Now, however, both candidates seem far more ready to do battle with the governor. Bysiewicz, especially, seems to think she can change the game:
“I was very impressed with his performance during the debate,” Bysiewicz said of Destefano. But “you almost got the sense that he was holding back. He didn’t want to be seen as attacking ‘grandma.’”
“I don’t think,” Bysiewicz added, “that dynamic will be true if I’m the candidate.”
That’s a pretty naked assertion that what Bysiewicz brings to the table is her gender–which is something Rell’s opponents seemed to stumble over in 2006. It’s not the worst argument, and it suggests that Bysiewicz won’t back down from a confrontation with Rell.
Malloy, when asked why he thinks he can beat a popular incumbent governor, has this to say:
“At some point people are going to make a connection between what’s wrong with Connecticut,” he insisted, “and the person who’s been leading it as number one or number two [lieutenant] for the past 16 years.”
He sounds frustrated. And at some point, maybe he’ll be right, and people will pin the blame on the lousy state of affairs in Connecticut on Rell and other incumbents. That point wasn’t back in 2006, of course.
Will it come in 2010? Maybe.
The Incumbent Rule Redux
It’s worth dragging out the old incumbent rule again, just to see how it applies in this case. The incumbent rule, for those of you who missed it last time, is that all things being equal, voters tend to prefer incumbents. Simple and obvious. There are also some tried-and-true ways in which the rule is broken, and one of those is when, during an election cycle, some sort of external or internal crisis causes voters to break with the incumbent.

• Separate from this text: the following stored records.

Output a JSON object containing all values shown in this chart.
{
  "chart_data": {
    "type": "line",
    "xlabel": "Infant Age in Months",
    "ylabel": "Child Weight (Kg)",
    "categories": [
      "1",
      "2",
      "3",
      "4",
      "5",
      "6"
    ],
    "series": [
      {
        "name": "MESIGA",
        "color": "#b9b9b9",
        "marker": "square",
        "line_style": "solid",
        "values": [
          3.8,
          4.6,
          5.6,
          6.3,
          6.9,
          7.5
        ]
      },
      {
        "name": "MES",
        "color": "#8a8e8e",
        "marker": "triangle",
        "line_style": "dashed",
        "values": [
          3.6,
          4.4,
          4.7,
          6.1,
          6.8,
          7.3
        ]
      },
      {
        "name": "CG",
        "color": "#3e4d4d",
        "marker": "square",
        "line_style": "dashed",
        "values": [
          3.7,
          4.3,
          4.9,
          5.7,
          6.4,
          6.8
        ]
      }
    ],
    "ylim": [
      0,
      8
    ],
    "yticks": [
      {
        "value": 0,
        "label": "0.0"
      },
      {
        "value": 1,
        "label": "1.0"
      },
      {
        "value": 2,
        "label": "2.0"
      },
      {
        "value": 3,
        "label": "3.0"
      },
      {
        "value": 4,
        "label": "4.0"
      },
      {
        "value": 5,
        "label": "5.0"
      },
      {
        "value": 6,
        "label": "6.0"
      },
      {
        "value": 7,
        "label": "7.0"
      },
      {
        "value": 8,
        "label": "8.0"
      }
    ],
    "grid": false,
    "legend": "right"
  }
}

In Connecticut, in 2006, the incumbent had a huge advantage, not only because of her personal popularity, but because the state was not in crisis. In fact, Rell was seen as a solution to the previous state-level crisis, the saga of John Rowland. There was a continuing crisis on the national level, that of Iraq and the War on Terror in general, which caused voters to break with the GOP, but that crisis was not relevant to Connecticut’s state politics.
2010 could be very different. The economy is currently awful, and likely to get worse. By 2010, unemployment could be way up, state revenue could be down, and bold promises of tax-increase-free budgets could be a dim memory at best. How will this affect Jodi Rell?
So far, she’s weathered the crisis very well. The public still largely approves of her handling of the economic situation, though her critics claim she is far too reactive and not bold or creative enough in her leadership. She’s also managed to stay above the partisan fray to an extent, mainly by dismissing the dumber ideas of the GOP caucus and working, sometimes reluctantly, with Democrats.
But by 2010, with an active gubernatorial campaign in full swing and voters looking for someone to blame, Gov. Rell could find her standing drop rapidly. Think of how invincible Chris Dodd seemed a year ago. That’s how quickly things could change, if Rell is perceived as being ineffective. The crisis will cause voters to seek other options, and Rell’s incumbency advantage will evaporate. At that point, she’ll have to rely on her carefully crafted image and personal popularity with voters, both of which could be vulnerable to strong attacks from the Democrats.
Can Susan Bysiewicz, Dan Malloy or Jim Amann take advantage of this, should it happen? They sound like they’re ready to try, certainly. Malloy is trying to craft a clear alternative to Rell’s budget by insisting that taxes need to rise on the wealthiest, and both candidates say that the state needs to invest in infrastructure and health care, among other things.
Will the message resonate with crisis-weary voters in 2010? Will Rell find that being an incumbent is a liability instead of a strength? Will Democrats find a way to blow it again?
Bass, Paul. “Tough Enough To Tackle “Grandma”?.” New Haven Independent 3 March, 2009.